The Reform of the German Employee Transfer Act (Arbeitnehmerüberlassungsgesetz) entered into force on 1 April 2017. The objective underlying the reform act is to prevent abusive use of temporary agency labour and company agreements.

Gereon Gemeinhardt, attorney at law and partner at dhpg, describes the most important changes and provides practical recommendations for employers:

  • Limit the maximum period of temporary agency contracts to 18 months

    Companies are no longer allowed to use temporary agency workers for an indefinite period of time. Now they may only be used for a maximum of 18 months. Longer periods of assignment are only possible if a company is bound by a collective agreement. "Human resource departments should monitor the period of time agency workers are used and review this on an ongoing basis," recommends Gereon Gemeinhardt. "If the maximum period for a temporary agency worker is exceeded, an employment relationship is deemed to come about between these agency workers and the company temporarily employing them. The only exception to this is when agency workers object to this rule."

    The maximum period of temporary employment is only deemed to apply, however, when the Act enters into effect. An agency worker who has already been working at a company since the beginning of 2017 can thus be used until the end of September 2018, which means he or she can remain at the company for a total period of more than 18 months. Moreover, an agency worker is allowed to return to the same enterprise after a three-month break.

  • Principle of equal pay

    Agency workers have to receive the same wage as regular employees after working no more than nine months. This means that employers have to perform calculations comparing remuneration for agency employees with remuneration for regular employees. A company with a collective agreement can extend the equal pay period from nine months to 15 months, however, if it pays a sectoral surcharge on top of the collectively agreed agency working wage beginning with the sixth week of employment. If an employer does not adhere to the equal pay provisions, however, it can expect to be fined up to EUR 500,000.

  • Prohibition against use of temporary agency workers as strike-breakers

    Companies may no longer use agency employees as strike-breakers, even if they have agreed to perform this work. Since 1 April 2017, temporary workers may only keep working if they do not perform activities of employees on strike.

  • Disclosure of employee transfers (Arbeitnehmerüberlassung)

    Enterprises have to designate the agency work in the contractual agreement in a manner transparent to the temporary worker. If they fail to do so, a sham company agreement and thus concealed temporary work could deemed to be present. One indication of this, for instance, is when a principal is entitled to issue instructions to agency employees, thereby feigning an employment relationship with the principal. Companies can thus no longer at a later date declare a sham service agreement (Werkvertrag) to constitute temporary agency work, as has been possible to date by means of a so-called "precautionary work permit" (Vorratserlaubnis).

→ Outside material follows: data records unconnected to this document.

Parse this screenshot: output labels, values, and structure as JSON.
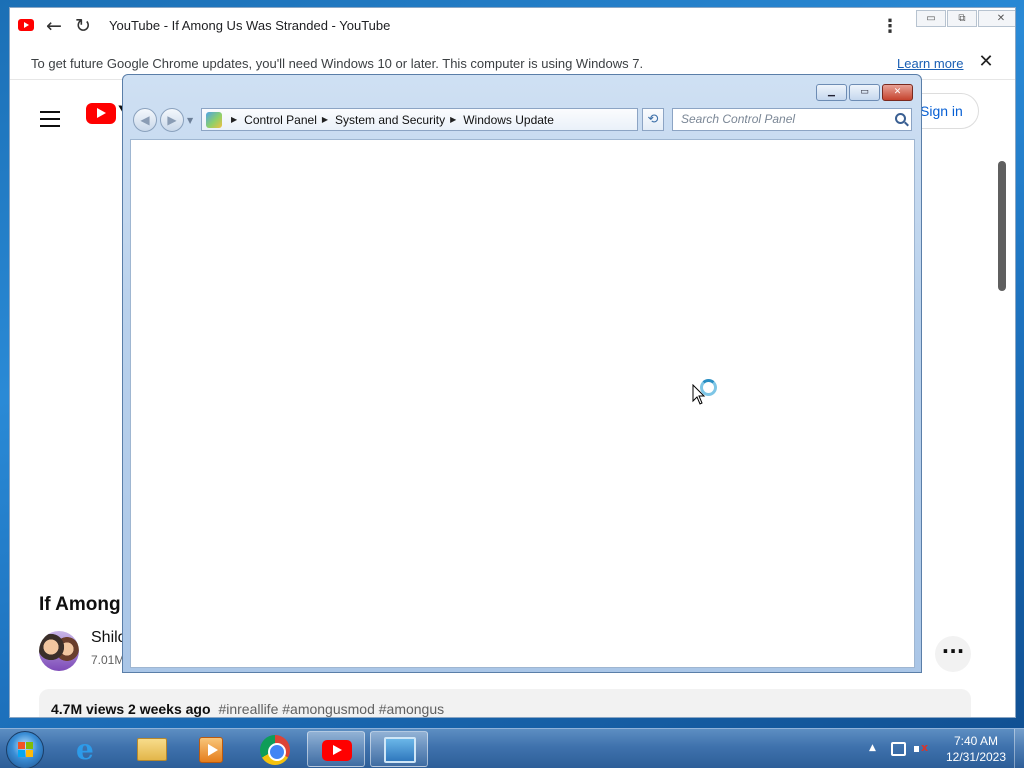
{
  "chrome": {
    "tab_title": "YouTube - If Among Us Was Stranded - YouTube",
    "menu_glyph": "⋮",
    "sys_buttons": {
      "minimize": "▭",
      "restore": "⧉",
      "close": "✕"
    },
    "infobar": {
      "message": "To get future Google Chrome updates, you'll need Windows 10 or later. This computer is using Windows 7.",
      "link": "Learn more",
      "close_glyph": "✕"
    }
  },
  "youtube": {
    "logo_letter": "Y",
    "sign_in": "Sign in",
    "video_title": "If Among",
    "channel_name": "Shilo",
    "channel_subs": "7.01M",
    "more_glyph": "···",
    "description": {
      "views": "4.7M views",
      "age": "2 weeks ago",
      "tags": "#inreallife #amongusmod #amongus"
    }
  },
  "control_panel": {
    "breadcrumbs": [
      "Control Panel",
      "System and Security",
      "Windows Update"
    ],
    "search_placeholder": "Search Control Panel",
    "caption_buttons": {
      "minimize": "▁",
      "maximize": "▭",
      "close": "✕"
    }
  },
  "taskbar": {
    "pinned": [
      "internet-explorer",
      "windows-explorer",
      "windows-media-player",
      "google-chrome",
      "youtube",
      "control-panel"
    ],
    "clock": {
      "time": "7:40 AM",
      "date": "12/31/2023"
    }
  },
  "colors": {
    "youtube_red": "#ff0000",
    "link_blue": "#1a5fb4",
    "taskbar_blue": "#3f72ad"
  }
}
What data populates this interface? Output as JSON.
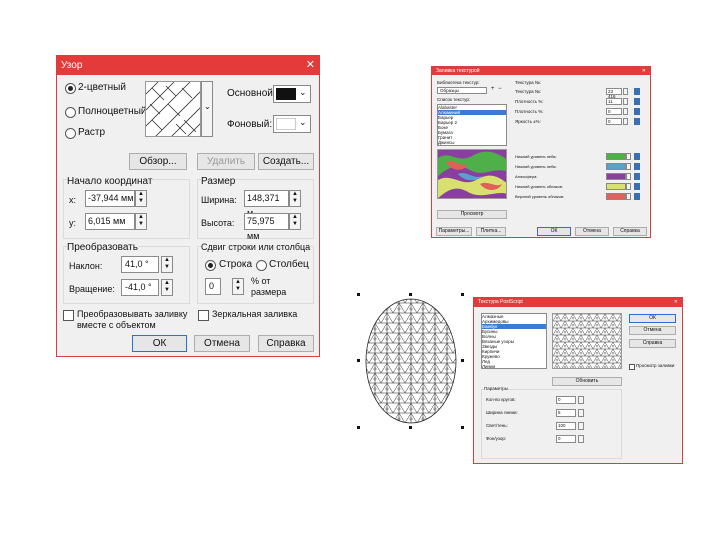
{
  "pattern": {
    "title": "Узор",
    "close": "✕",
    "type_2color": "2-цветный",
    "type_full": "Полноцветный",
    "type_raster": "Растр",
    "front_label": "Основной:",
    "back_label": "Фоновый:",
    "front_color": "#111111",
    "back_color": "#ffffff",
    "browse": "Обзор...",
    "delete": "Удалить",
    "create": "Создать...",
    "origin_title": "Начало координат",
    "x_label": "x:",
    "x_value": "-37,944 мм",
    "y_label": "y:",
    "y_value": "6,015 мм",
    "size_title": "Размер",
    "width_label": "Ширина:",
    "width_value": "148,371 м",
    "height_label": "Высота:",
    "height_value": "75,975 мм",
    "transform_title": "Преобразовать",
    "skew_label": "Наклон:",
    "skew_value": "41,0 °",
    "rotate_label": "Вращение:",
    "rotate_value": "-41,0 °",
    "shift_title": "Сдвиг строки или столбца",
    "row_label": "Строка",
    "col_label": "Столбец",
    "shift_value": "0",
    "shift_unit_1": "% от",
    "shift_unit_2": "размера",
    "transform_fill_1": "Преобразовывать заливку",
    "transform_fill_2": "вместе с объектом",
    "mirror_fill": "Зеркальная заливка",
    "ok": "ОК",
    "cancel": "Отмена",
    "help": "Справка"
  },
  "texture": {
    "title": "Заливка текстурой",
    "close": "✕",
    "library_label": "Библиотека текстур:",
    "library_value": "Образцы",
    "list_label": "Список текстур:",
    "items": [
      "Alabaster",
      "Алюминий",
      "Барьер",
      "Барьер 2",
      "Боке",
      "Бумага",
      "Гранит",
      "Джинсы"
    ],
    "selected_index": 1,
    "preview_button": "Просмотр",
    "params_title": "Текстура №:",
    "params": [
      {
        "label": "Текстура №:",
        "value": "23 416"
      },
      {
        "label": "Плотность %:",
        "value": "11"
      },
      {
        "label": "Плотность %:",
        "value": "0"
      },
      {
        "label": "Яркость ±%:",
        "value": "0"
      }
    ],
    "colors": [
      {
        "label": "Нижний уровень неба:",
        "color": "#4fb04a"
      },
      {
        "label": "Нижний уровень неба:",
        "color": "#5aa0c8"
      },
      {
        "label": "Атмосфера:",
        "color": "#8a3fa0"
      },
      {
        "label": "Нижний уровень облаков:",
        "color": "#d8e070"
      },
      {
        "label": "Верхний уровень облаков:",
        "color": "#e0605a"
      }
    ],
    "options_button": "Параметры...",
    "tiles_button": "Плитка...",
    "ok": "ОК",
    "cancel": "Отмена",
    "help": "Справка"
  },
  "postscript": {
    "title": "Текстура PostScript",
    "close": "✕",
    "items": [
      "Алмазные",
      "Архимедовы",
      "Бамбук",
      "Бусины",
      "Волны",
      "Вязаные узоры",
      "Звезды",
      "Кирпичи",
      "Кружево",
      "Лед",
      "Линии"
    ],
    "selected_index": 2,
    "refresh": "Обновить",
    "params_title": "Параметры",
    "params": [
      {
        "label": "Кол-во кругов:",
        "value": "0"
      },
      {
        "label": "Ширина линии:",
        "value": "5"
      },
      {
        "label": "Свет/тень:",
        "value": "100"
      },
      {
        "label": "Фон/узор:",
        "value": "0"
      }
    ],
    "ok": "ОК",
    "cancel": "Отмена",
    "help": "Справка",
    "preview_fill": "Просмотр заливки"
  }
}
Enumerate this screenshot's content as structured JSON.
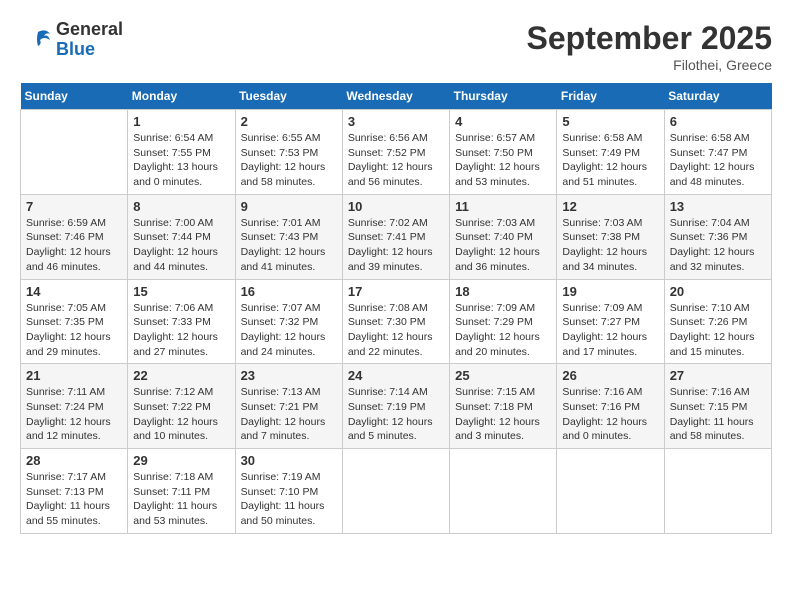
{
  "header": {
    "logo_general": "General",
    "logo_blue": "Blue",
    "month_year": "September 2025",
    "location": "Filothei, Greece"
  },
  "days_of_week": [
    "Sunday",
    "Monday",
    "Tuesday",
    "Wednesday",
    "Thursday",
    "Friday",
    "Saturday"
  ],
  "weeks": [
    [
      {
        "day": "",
        "info": ""
      },
      {
        "day": "1",
        "info": "Sunrise: 6:54 AM\nSunset: 7:55 PM\nDaylight: 13 hours\nand 0 minutes."
      },
      {
        "day": "2",
        "info": "Sunrise: 6:55 AM\nSunset: 7:53 PM\nDaylight: 12 hours\nand 58 minutes."
      },
      {
        "day": "3",
        "info": "Sunrise: 6:56 AM\nSunset: 7:52 PM\nDaylight: 12 hours\nand 56 minutes."
      },
      {
        "day": "4",
        "info": "Sunrise: 6:57 AM\nSunset: 7:50 PM\nDaylight: 12 hours\nand 53 minutes."
      },
      {
        "day": "5",
        "info": "Sunrise: 6:58 AM\nSunset: 7:49 PM\nDaylight: 12 hours\nand 51 minutes."
      },
      {
        "day": "6",
        "info": "Sunrise: 6:58 AM\nSunset: 7:47 PM\nDaylight: 12 hours\nand 48 minutes."
      }
    ],
    [
      {
        "day": "7",
        "info": "Sunrise: 6:59 AM\nSunset: 7:46 PM\nDaylight: 12 hours\nand 46 minutes."
      },
      {
        "day": "8",
        "info": "Sunrise: 7:00 AM\nSunset: 7:44 PM\nDaylight: 12 hours\nand 44 minutes."
      },
      {
        "day": "9",
        "info": "Sunrise: 7:01 AM\nSunset: 7:43 PM\nDaylight: 12 hours\nand 41 minutes."
      },
      {
        "day": "10",
        "info": "Sunrise: 7:02 AM\nSunset: 7:41 PM\nDaylight: 12 hours\nand 39 minutes."
      },
      {
        "day": "11",
        "info": "Sunrise: 7:03 AM\nSunset: 7:40 PM\nDaylight: 12 hours\nand 36 minutes."
      },
      {
        "day": "12",
        "info": "Sunrise: 7:03 AM\nSunset: 7:38 PM\nDaylight: 12 hours\nand 34 minutes."
      },
      {
        "day": "13",
        "info": "Sunrise: 7:04 AM\nSunset: 7:36 PM\nDaylight: 12 hours\nand 32 minutes."
      }
    ],
    [
      {
        "day": "14",
        "info": "Sunrise: 7:05 AM\nSunset: 7:35 PM\nDaylight: 12 hours\nand 29 minutes."
      },
      {
        "day": "15",
        "info": "Sunrise: 7:06 AM\nSunset: 7:33 PM\nDaylight: 12 hours\nand 27 minutes."
      },
      {
        "day": "16",
        "info": "Sunrise: 7:07 AM\nSunset: 7:32 PM\nDaylight: 12 hours\nand 24 minutes."
      },
      {
        "day": "17",
        "info": "Sunrise: 7:08 AM\nSunset: 7:30 PM\nDaylight: 12 hours\nand 22 minutes."
      },
      {
        "day": "18",
        "info": "Sunrise: 7:09 AM\nSunset: 7:29 PM\nDaylight: 12 hours\nand 20 minutes."
      },
      {
        "day": "19",
        "info": "Sunrise: 7:09 AM\nSunset: 7:27 PM\nDaylight: 12 hours\nand 17 minutes."
      },
      {
        "day": "20",
        "info": "Sunrise: 7:10 AM\nSunset: 7:26 PM\nDaylight: 12 hours\nand 15 minutes."
      }
    ],
    [
      {
        "day": "21",
        "info": "Sunrise: 7:11 AM\nSunset: 7:24 PM\nDaylight: 12 hours\nand 12 minutes."
      },
      {
        "day": "22",
        "info": "Sunrise: 7:12 AM\nSunset: 7:22 PM\nDaylight: 12 hours\nand 10 minutes."
      },
      {
        "day": "23",
        "info": "Sunrise: 7:13 AM\nSunset: 7:21 PM\nDaylight: 12 hours\nand 7 minutes."
      },
      {
        "day": "24",
        "info": "Sunrise: 7:14 AM\nSunset: 7:19 PM\nDaylight: 12 hours\nand 5 minutes."
      },
      {
        "day": "25",
        "info": "Sunrise: 7:15 AM\nSunset: 7:18 PM\nDaylight: 12 hours\nand 3 minutes."
      },
      {
        "day": "26",
        "info": "Sunrise: 7:16 AM\nSunset: 7:16 PM\nDaylight: 12 hours\nand 0 minutes."
      },
      {
        "day": "27",
        "info": "Sunrise: 7:16 AM\nSunset: 7:15 PM\nDaylight: 11 hours\nand 58 minutes."
      }
    ],
    [
      {
        "day": "28",
        "info": "Sunrise: 7:17 AM\nSunset: 7:13 PM\nDaylight: 11 hours\nand 55 minutes."
      },
      {
        "day": "29",
        "info": "Sunrise: 7:18 AM\nSunset: 7:11 PM\nDaylight: 11 hours\nand 53 minutes."
      },
      {
        "day": "30",
        "info": "Sunrise: 7:19 AM\nSunset: 7:10 PM\nDaylight: 11 hours\nand 50 minutes."
      },
      {
        "day": "",
        "info": ""
      },
      {
        "day": "",
        "info": ""
      },
      {
        "day": "",
        "info": ""
      },
      {
        "day": "",
        "info": ""
      }
    ]
  ]
}
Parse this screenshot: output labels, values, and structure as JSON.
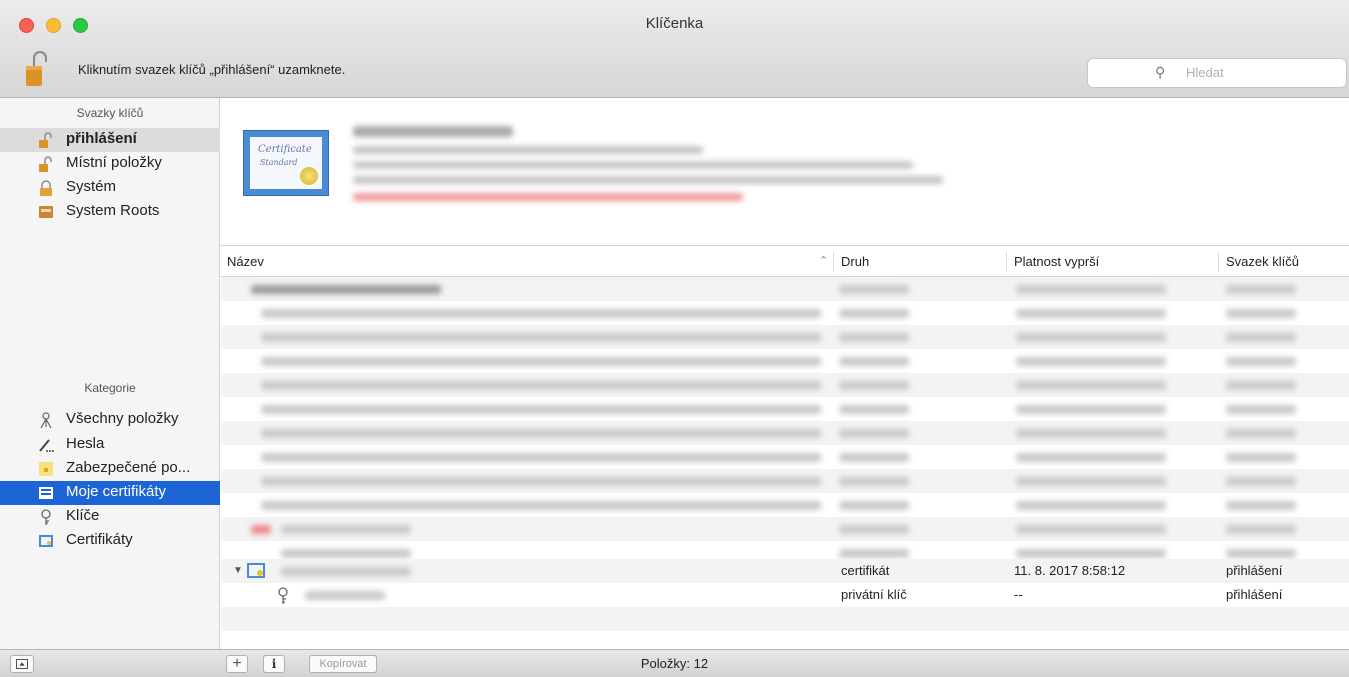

  • Inclusion of temporary agency workers in headcounts bearing relevance to the German Industrial Relations Act (Betriebsverfassungsgesetz) and law governing co-determination rights

    Under the German Industrial Relations Act and law governing co-determination rights, temporary agency workers are included in determining the headcount of staff at a company. While a GmbH with 1,800 employees and 300 temporary agency workers would have been deemed to have a workforce below 2,000 employees before 1 April 2017, the headcount in this example will have increased to 2,100 since the new act went into force on 1 April 2017. "Having to count all the employees can mean that a company has to form a supervisory board (for the first time)," notes Gereon Gemeinhardt.